It happens sometimes that some content that for better or worse isn't in its current form fit for the site it's posted and is deleted or going towards deletion. What can I do to salvage the bits of useful content that these posts serve?
1 Answer
First of all, be very warned that you may end up not being able to keep the content available on any of the Stack Exchange sites. This is by design. The Q&A format that Stack Exchange is its strongest point and there's simply some kind of content that inherently can't fit. That out the way, there are several options, not ordered in terms of difficulty, but the ones that are less likely to produce frictions. For all designs and purposes we are going to refer just to questions, since answers have extensive documentations on how can they be kept.
Edit the question to make it fit
This can be either very difficult or easy. It may imply rewording or removing some sentences or adding some others. This can be an extensive work adding several lines of text or removing several more. Do not be afraid to invalidate some answers.
Reask the question, just in other form
This can imply asking the question that part of the answer(s) addressed, think about having a solution and creating the problem.
Reask the question, just in other site
This is for questions that are just in the wrong place. Instead of asking in the site for general computing problems was asked on a site for pet owners, for example. Usually, the content can be just copied unedited with proper attribution and posted on the target site.
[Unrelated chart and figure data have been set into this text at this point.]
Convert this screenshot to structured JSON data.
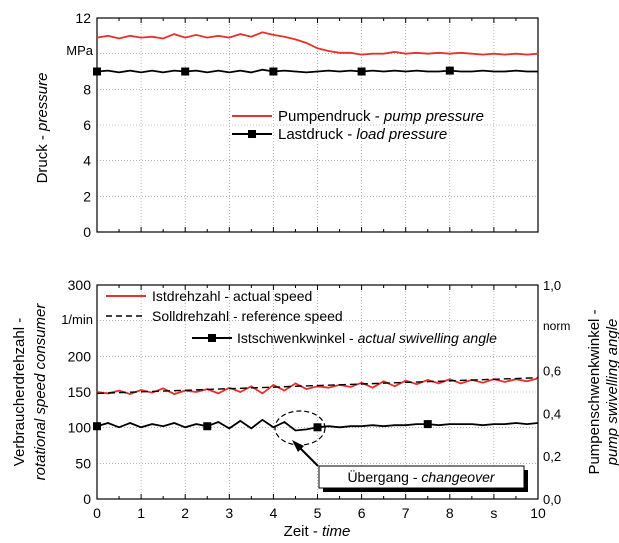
{
  "colors": {
    "red": "#e8302c",
    "black": "#000000",
    "grid": "#8a8a8a"
  },
  "chart_data": [
    {
      "type": "line",
      "ylabel_de": "Druck - ",
      "ylabel_en": "pressure",
      "y_unit": "MPa",
      "ylim": [
        0,
        12
      ],
      "yticks": [
        "0",
        "2",
        "4",
        "6",
        "8",
        "10",
        "12"
      ],
      "xlim": [
        0,
        10
      ],
      "grid": true,
      "legend_position": "middle-right",
      "series": [
        {
          "name_de": "Pumpendruck - ",
          "name_en": "pump pressure",
          "color": "#e8302c",
          "marker": "none",
          "x": [
            0,
            0.25,
            0.5,
            0.75,
            1,
            1.25,
            1.5,
            1.75,
            2,
            2.25,
            2.5,
            2.75,
            3,
            3.25,
            3.5,
            3.75,
            4,
            4.25,
            4.5,
            4.75,
            5,
            5.25,
            5.5,
            5.75,
            6,
            6.25,
            6.5,
            6.75,
            7,
            7.25,
            7.5,
            7.75,
            8,
            8.25,
            8.5,
            8.75,
            9,
            9.25,
            9.5,
            9.75,
            10
          ],
          "y": [
            10.9,
            11.0,
            10.85,
            11.0,
            10.9,
            10.95,
            10.85,
            11.1,
            10.9,
            11.05,
            10.9,
            11.0,
            10.9,
            11.1,
            10.95,
            11.2,
            11.05,
            10.95,
            10.8,
            10.6,
            10.3,
            10.15,
            10.05,
            10.05,
            9.95,
            10.0,
            10.0,
            10.1,
            10.0,
            10.05,
            10.0,
            10.05,
            10.0,
            10.05,
            10.0,
            9.95,
            10.0,
            9.95,
            10.0,
            9.95,
            10.0
          ]
        },
        {
          "name_de": "Lastdruck - ",
          "name_en": "load pressure",
          "color": "#000000",
          "marker": "square",
          "marker_x": [
            0,
            2,
            4,
            6,
            8
          ],
          "x": [
            0,
            0.25,
            0.5,
            0.75,
            1,
            1.25,
            1.5,
            1.75,
            2,
            2.25,
            2.5,
            2.75,
            3,
            3.25,
            3.5,
            3.75,
            4,
            4.25,
            4.5,
            4.75,
            5,
            5.25,
            5.5,
            5.75,
            6,
            6.25,
            6.5,
            6.75,
            7,
            7.25,
            7.5,
            7.75,
            8,
            8.25,
            8.5,
            8.75,
            9,
            9.25,
            9.5,
            9.75,
            10
          ],
          "y": [
            9.0,
            9.05,
            8.95,
            9.05,
            8.95,
            9.05,
            8.95,
            9.05,
            9.0,
            9.05,
            8.95,
            9.05,
            8.95,
            9.05,
            8.95,
            9.1,
            9.0,
            9.05,
            9.0,
            8.95,
            9.0,
            9.05,
            9.0,
            9.05,
            9.0,
            9.05,
            9.0,
            9.05,
            9.0,
            9.05,
            9.0,
            9.0,
            9.05,
            9.0,
            9.0,
            9.05,
            9.0,
            9.0,
            9.05,
            9.0,
            9.0
          ]
        }
      ]
    },
    {
      "type": "line",
      "ylabel_de": "Verbraucherdrehzahl -",
      "ylabel_en": "rotational speed consumer",
      "y_unit": "1/min",
      "ylim": [
        0,
        300
      ],
      "yticks": [
        "0",
        "50",
        "100",
        "150",
        "200",
        "250",
        "300"
      ],
      "y2label_de": "Pumpenschwenkwinkel -",
      "y2label_en": "pump swivelling angle",
      "y2_unit": "norm",
      "y2lim": [
        0,
        1
      ],
      "y2ticks": [
        "0,0",
        "0,2",
        "0,4",
        "0,6",
        "0,8",
        "1,0"
      ],
      "xlabel_de": "Zeit - ",
      "xlabel_en": "time",
      "x_unit": "s",
      "xlim": [
        0,
        10
      ],
      "xticks": [
        "0",
        "1",
        "2",
        "3",
        "4",
        "5",
        "6",
        "7",
        "8",
        "s",
        "10"
      ],
      "grid": true,
      "legend_position": "top",
      "series": [
        {
          "name_de": "Istdrehzahl - ",
          "name_en": "actual speed",
          "color": "#e8302c",
          "style": "solid",
          "axis": "left",
          "x": [
            0,
            0.25,
            0.5,
            0.75,
            1,
            1.25,
            1.5,
            1.75,
            2,
            2.25,
            2.5,
            2.75,
            3,
            3.25,
            3.5,
            3.75,
            4,
            4.25,
            4.5,
            4.75,
            5,
            5.25,
            5.5,
            5.75,
            6,
            6.25,
            6.5,
            6.75,
            7,
            7.25,
            7.5,
            7.75,
            8,
            8.25,
            8.5,
            8.75,
            9,
            9.25,
            9.5,
            9.75,
            10
          ],
          "y": [
            150,
            148,
            152,
            147,
            153,
            149,
            155,
            147,
            152,
            150,
            154,
            148,
            156,
            150,
            158,
            148,
            160,
            152,
            162,
            154,
            158,
            156,
            160,
            157,
            163,
            156,
            165,
            158,
            166,
            161,
            167,
            162,
            168,
            162,
            167,
            163,
            168,
            164,
            168,
            165,
            169
          ]
        },
        {
          "name_de": "Solldrehzahl - ",
          "name_en": "reference speed",
          "color": "#000000",
          "style": "dashed",
          "axis": "left",
          "x": [
            0,
            10
          ],
          "y": [
            148,
            170
          ]
        },
        {
          "name_de": "Istschwenkwinkel - ",
          "name_en": "actual swivelling angle",
          "color": "#000000",
          "style": "solid",
          "marker": "square",
          "axis": "right",
          "marker_x": [
            0,
            2.5,
            5,
            7.5
          ],
          "x": [
            0,
            0.25,
            0.5,
            0.75,
            1,
            1.25,
            1.5,
            1.75,
            2,
            2.25,
            2.5,
            2.75,
            3,
            3.25,
            3.5,
            3.75,
            4,
            4.25,
            4.5,
            4.75,
            5,
            5.25,
            5.5,
            5.75,
            6,
            6.25,
            6.5,
            6.75,
            7,
            7.25,
            7.5,
            7.75,
            8,
            8.25,
            8.5,
            8.75,
            9,
            9.25,
            9.5,
            9.75,
            10
          ],
          "y": [
            0.34,
            0.355,
            0.335,
            0.355,
            0.335,
            0.35,
            0.34,
            0.355,
            0.335,
            0.35,
            0.34,
            0.36,
            0.33,
            0.365,
            0.33,
            0.37,
            0.335,
            0.36,
            0.32,
            0.325,
            0.335,
            0.34,
            0.335,
            0.34,
            0.34,
            0.345,
            0.34,
            0.345,
            0.345,
            0.35,
            0.35,
            0.345,
            0.35,
            0.35,
            0.35,
            0.345,
            0.35,
            0.35,
            0.355,
            0.35,
            0.355
          ]
        }
      ],
      "annotation": {
        "text_de": "Übergang - ",
        "text_en": "changeover",
        "target_x": 4.6,
        "target_y": 105
      }
    }
  ]
}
When the content is already available elsewhere
The option that could result in just the deletion of the content. In this case just review that the replacement has accurate and up-to-date information. In these cases, sometimes is discovered that what is being savaged wasn't actually so valuable.
When Stack Exchange isn't just the place the content was meant to be in
As warned at the start this guide, some content for its very nature are just not fit the Stack Exchange model. There are several options you have to pick, depending the kind of content you are trying to savage:
- Wikipedia can be a good site for extensive articles about an specific topic. Its encyclopedic format requires extensive use of references. This can be good for content that are mostly references to other documents. Lists or comparisons of a specific set of elements which has its own encyclopedic article, has been proven welcomed there.
- Github is another option for the more technical source of informations. The possibilities are unlimited. The most successful case is a list of freely available programming books which was hosted on Stack Overflow.
- A blog can be a good way to share your expertise too. Stack Exchange was built with some characteristics blogs has, specifically the ability to answer your own question (self-answering). There are several services that offer blog or blog-like sites freely for your use as brain dump, like Wordpress, Blogger, Github Pages, which are the most popular.
Stack Exchange has no qualms in deleting content so long as it's available and is better than the content that Stack Exchange was hosting.
Users mostly wont feel the reputation lost, since posts with score =>3 and that were visible on the site for more than 60 days are kept.